Classification: Contract-To-Hire
Contract Length: 6 Months
Position Summary
The Staff MLOps Engineer/Consulting Level is responsible to design, implement, and maintain the infrastructure and tools necessary to support our machine learning workflows on Google Cloud Platform (GCP). This role is firmly collaborative, with an expectation of constant contact, communication, and iteration with data scientists, machine learning engineers, and other stakeholders to ensure efficient and reliable deployment of ML models. The ML Ops Engineer must be comfortable and capable of clearly communicating the nature and results of complex infrastructure and deployment processes to both technical and non-technical users in written, spoken, and visual means.
Responsibilities:
- Infrastructure Design and Maintenance: Design, build, and maintain scalable ML infrastructure on GCP.
- Infrastructure as Code: Develop and manage infrastructure as code using Terraform.
- ML Workflow Optimization: Implement and optimize ML workflows using Vertex AI.
- CI/CD Pipelines: Create and maintain CI/CD pipelines using GitHub workflows.
- Collaboration: Work closely with cross-functional teams to understand requirements and deliver solutions.
- System Monitoring and Troubleshooting: Monitor and troubleshoot ML systems to ensure high availability and performance.
- Continuous Learning: Stay up to date with the latest industry trends and best practices in ML Ops and cloud technologies.
Requirements:
- GCP Expertise: Proven experience in ML Ops, with a focus on GCP.

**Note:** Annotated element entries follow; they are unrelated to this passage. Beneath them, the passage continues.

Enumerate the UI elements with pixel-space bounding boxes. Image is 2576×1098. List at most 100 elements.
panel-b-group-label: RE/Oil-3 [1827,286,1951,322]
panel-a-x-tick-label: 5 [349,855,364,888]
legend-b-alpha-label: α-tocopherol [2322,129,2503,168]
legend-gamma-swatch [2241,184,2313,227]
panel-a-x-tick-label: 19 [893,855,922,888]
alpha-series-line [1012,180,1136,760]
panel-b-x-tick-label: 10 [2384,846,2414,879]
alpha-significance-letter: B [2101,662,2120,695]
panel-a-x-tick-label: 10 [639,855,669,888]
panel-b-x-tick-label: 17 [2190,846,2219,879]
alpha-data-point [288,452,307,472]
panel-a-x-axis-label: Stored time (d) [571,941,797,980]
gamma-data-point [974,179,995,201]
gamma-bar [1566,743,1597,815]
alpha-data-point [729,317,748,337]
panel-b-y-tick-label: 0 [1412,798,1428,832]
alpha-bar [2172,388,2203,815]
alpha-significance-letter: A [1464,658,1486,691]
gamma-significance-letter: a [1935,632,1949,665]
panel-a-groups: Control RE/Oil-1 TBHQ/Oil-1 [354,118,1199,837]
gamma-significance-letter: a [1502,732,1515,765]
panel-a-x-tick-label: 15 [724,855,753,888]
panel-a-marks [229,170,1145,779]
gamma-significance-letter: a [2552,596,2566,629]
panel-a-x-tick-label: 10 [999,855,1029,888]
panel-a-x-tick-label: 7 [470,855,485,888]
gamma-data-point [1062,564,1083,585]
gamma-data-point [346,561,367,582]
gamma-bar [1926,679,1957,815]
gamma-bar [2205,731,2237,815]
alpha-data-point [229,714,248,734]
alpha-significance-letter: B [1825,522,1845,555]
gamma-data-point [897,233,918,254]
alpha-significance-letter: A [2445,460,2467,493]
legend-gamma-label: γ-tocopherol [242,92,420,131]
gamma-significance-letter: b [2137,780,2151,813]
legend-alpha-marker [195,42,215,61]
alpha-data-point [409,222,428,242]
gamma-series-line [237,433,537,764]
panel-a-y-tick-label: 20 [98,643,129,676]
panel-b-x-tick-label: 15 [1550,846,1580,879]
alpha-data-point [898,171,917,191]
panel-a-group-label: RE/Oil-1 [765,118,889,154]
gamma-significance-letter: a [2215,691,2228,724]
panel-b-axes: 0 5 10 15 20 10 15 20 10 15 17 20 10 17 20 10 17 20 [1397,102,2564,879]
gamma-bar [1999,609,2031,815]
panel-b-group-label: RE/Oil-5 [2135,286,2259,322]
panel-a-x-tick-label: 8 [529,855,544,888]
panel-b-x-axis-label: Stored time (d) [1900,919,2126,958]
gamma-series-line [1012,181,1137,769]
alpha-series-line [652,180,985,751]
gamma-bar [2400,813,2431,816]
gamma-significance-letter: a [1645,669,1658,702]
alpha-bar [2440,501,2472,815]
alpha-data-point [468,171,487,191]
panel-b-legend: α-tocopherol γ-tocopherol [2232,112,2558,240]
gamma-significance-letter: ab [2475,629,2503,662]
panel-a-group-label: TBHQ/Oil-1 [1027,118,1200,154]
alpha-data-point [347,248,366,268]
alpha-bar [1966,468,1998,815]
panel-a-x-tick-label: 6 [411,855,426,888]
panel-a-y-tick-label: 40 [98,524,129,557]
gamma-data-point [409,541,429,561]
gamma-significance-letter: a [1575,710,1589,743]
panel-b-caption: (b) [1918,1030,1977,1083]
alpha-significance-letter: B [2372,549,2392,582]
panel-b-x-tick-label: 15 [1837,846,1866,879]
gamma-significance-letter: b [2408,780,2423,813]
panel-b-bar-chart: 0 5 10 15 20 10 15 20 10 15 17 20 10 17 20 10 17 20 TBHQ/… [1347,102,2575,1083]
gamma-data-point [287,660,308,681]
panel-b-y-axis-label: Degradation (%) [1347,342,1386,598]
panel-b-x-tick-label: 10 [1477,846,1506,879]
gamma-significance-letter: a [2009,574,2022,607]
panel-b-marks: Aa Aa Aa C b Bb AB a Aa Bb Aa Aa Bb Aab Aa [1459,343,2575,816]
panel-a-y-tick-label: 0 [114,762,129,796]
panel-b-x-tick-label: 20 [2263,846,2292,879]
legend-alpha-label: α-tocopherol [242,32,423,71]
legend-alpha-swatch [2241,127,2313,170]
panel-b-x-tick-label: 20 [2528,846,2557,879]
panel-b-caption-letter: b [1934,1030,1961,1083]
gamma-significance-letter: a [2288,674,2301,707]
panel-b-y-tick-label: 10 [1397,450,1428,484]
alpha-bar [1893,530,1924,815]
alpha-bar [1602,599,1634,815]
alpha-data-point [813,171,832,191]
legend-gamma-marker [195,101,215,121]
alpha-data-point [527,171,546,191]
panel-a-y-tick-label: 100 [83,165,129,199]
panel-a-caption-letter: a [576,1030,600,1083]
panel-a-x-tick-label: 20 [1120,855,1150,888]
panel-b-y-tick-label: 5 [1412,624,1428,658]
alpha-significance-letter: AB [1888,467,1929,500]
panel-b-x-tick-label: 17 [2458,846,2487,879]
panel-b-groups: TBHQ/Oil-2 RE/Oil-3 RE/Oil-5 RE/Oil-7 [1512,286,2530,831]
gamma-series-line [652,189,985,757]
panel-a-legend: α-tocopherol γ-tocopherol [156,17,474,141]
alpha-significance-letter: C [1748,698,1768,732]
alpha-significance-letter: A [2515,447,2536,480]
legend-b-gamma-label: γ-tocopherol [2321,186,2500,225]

- Terraform Proficiency: Strong proficiency in Terraform for infrastructure as code.
- Vertex AI Experience: Hands-on experience with Vertex AI for ML workflows.
- CI/CD Practices: Expertise in CI/CD practices and tools, particularly GitHub workflows.
- Containerization and Orchestration: Solid understanding of containerization and orchestration technologies (e.g., Docker, Kubernetes).